As an aside, thank you so much for all your posts related to async, as well as the trio docs! Your writing is top-notch, you manage to keep it accessible yet technically detailed, a rare ability :slight_smile:

Never mind, I should have finished reading the article before starting to experiment and asking questions :slight_smile: The Summary section makes it pretty clear that requests indeed needs to be ported over to async + trio before the sample timeout code can work.

I’m guessing the timing on the Cancel tokens described here won’t be perfectly exact - it’ll take some (small) amount of time to call after, such that time.monotonic is slightly late.

Assuming that’s the case, would this timing error compound with repeated calls to after?
If not, why?, and if so, could the Cancel token structure be changed to fix this?

I’m guessing this isn’t super important for most of trio’s applications, but I was curious about it anyway - I’ve seen a similar construct in Ada where non-compounding timing errors matter a lot.

Trio lets you set timeouts as either relative or absolute times, and it always stores them internally as absolute times. For example, move_on_after(10) is just a convenient shorthand for move_on_at(trio.current_time() + 10), and sleep(10) is a shorthand for sleep_until(trio.current_time() + 10). So if you’re in a situation where you want to e.g. set a timer for every 10 seconds, you can do that by using the absolute time API: sleep_until(start_time + i*10).

I just now stumbled upon this post and absolutely loved it (as well as Trio’s overall nursery idea). I was curious of you had ever heard of GLib’s GCancellable, which is sort of like cancel tokens, except a lot more primitive with less sugar (because C).

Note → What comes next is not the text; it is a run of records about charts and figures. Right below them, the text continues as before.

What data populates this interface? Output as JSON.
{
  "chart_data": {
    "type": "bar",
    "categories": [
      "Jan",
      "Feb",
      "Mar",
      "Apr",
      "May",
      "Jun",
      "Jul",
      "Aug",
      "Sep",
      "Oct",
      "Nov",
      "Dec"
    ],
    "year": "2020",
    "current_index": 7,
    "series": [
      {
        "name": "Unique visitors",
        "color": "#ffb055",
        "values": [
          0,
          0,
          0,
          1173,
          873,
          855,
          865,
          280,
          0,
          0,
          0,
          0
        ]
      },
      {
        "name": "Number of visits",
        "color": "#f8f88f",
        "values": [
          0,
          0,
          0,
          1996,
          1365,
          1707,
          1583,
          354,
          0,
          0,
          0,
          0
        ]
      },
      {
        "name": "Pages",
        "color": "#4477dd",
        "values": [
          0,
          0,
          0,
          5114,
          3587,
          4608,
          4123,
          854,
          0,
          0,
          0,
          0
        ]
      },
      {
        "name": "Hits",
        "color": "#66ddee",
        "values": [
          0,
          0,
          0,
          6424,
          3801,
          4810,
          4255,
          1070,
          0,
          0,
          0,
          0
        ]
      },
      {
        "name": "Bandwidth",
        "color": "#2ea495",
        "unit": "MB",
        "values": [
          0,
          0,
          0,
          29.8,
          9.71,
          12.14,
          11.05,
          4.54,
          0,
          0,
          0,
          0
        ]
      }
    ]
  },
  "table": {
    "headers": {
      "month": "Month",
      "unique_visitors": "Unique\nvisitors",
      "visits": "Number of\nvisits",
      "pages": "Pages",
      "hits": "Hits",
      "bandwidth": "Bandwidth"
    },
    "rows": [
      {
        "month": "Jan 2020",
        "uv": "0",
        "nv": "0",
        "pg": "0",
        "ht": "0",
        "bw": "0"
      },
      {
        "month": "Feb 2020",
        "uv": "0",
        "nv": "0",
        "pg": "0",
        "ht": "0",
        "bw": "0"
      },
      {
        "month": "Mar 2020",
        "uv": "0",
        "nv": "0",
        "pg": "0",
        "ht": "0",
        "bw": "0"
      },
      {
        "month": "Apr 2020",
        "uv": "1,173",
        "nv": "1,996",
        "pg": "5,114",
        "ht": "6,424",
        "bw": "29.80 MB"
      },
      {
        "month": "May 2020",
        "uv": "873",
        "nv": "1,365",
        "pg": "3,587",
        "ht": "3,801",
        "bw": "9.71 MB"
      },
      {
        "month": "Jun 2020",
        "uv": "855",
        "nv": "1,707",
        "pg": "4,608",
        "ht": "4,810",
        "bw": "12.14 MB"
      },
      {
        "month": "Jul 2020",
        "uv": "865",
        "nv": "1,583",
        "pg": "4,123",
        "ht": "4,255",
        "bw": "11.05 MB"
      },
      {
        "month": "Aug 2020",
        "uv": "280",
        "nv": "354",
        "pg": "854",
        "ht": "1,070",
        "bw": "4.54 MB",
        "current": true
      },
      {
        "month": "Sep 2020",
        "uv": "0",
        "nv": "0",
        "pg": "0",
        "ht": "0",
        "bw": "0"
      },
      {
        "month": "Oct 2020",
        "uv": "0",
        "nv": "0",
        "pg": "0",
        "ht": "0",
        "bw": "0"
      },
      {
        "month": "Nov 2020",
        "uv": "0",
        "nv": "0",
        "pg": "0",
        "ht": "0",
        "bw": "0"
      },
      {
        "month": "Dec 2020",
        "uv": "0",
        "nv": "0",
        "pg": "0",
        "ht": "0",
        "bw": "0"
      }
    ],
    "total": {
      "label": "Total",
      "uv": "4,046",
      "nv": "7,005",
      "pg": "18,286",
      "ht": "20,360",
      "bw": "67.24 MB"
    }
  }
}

I’ve read this article a few times over the years, and will try to sum up the high-level implications:

  • njs lays out a better programming mechanism for timeouts and cancellation (arguably, setting a new state-of-the-art)
  • for the case of concurrent programs, the solution relies on structured concurrency
  • in the domain of “making concurrency manageable”, the solution likely represents the first must-have feature built on top of structured concurrency
  • it’s reiterating the strength of structured concurrency: that the paradigm allows programming solutions (in the form of API, language control structure, etc.) that work for non-concurrent programs to be applied equally to concurrent programs

What I’m still curious about: was the article and associated Trio implementation the first time that cancellation was done this way (on top of structured concurrency)? I’m not familiar with Kotlin’s cancellation API, and wonder if @elizarov could comment on whether it was based on Nathaniel’s work.

Reading this article for a second time, and I have a remark:

def send_websocket_messages(url, messages, cancel_token):
    open_websocket_connection(url, cancel_token=cancel_token)
    try:
        for message in messages:
            ws.send_message(message, cancel_token=cancel_token)
    finally:
        ws.close(cancel_token=cancel_token)

Once the cancel token is triggered, then all future operations on that token are cancelled, so the call to ws.close doesn’t get stuck. It’s a less error-prone paradigm.

Except that this only works well in case of network error, but if the user clicks “Abort” button, we still want to gracefully close the socket, i.e. to run ws.close() normally. Here the cancel token works like an emergency fire suppression system - it sucks air from the building and doesn’t care for normal procedures. Even when some cancellations should perform normal procedures. Like the author said, it’s difficult.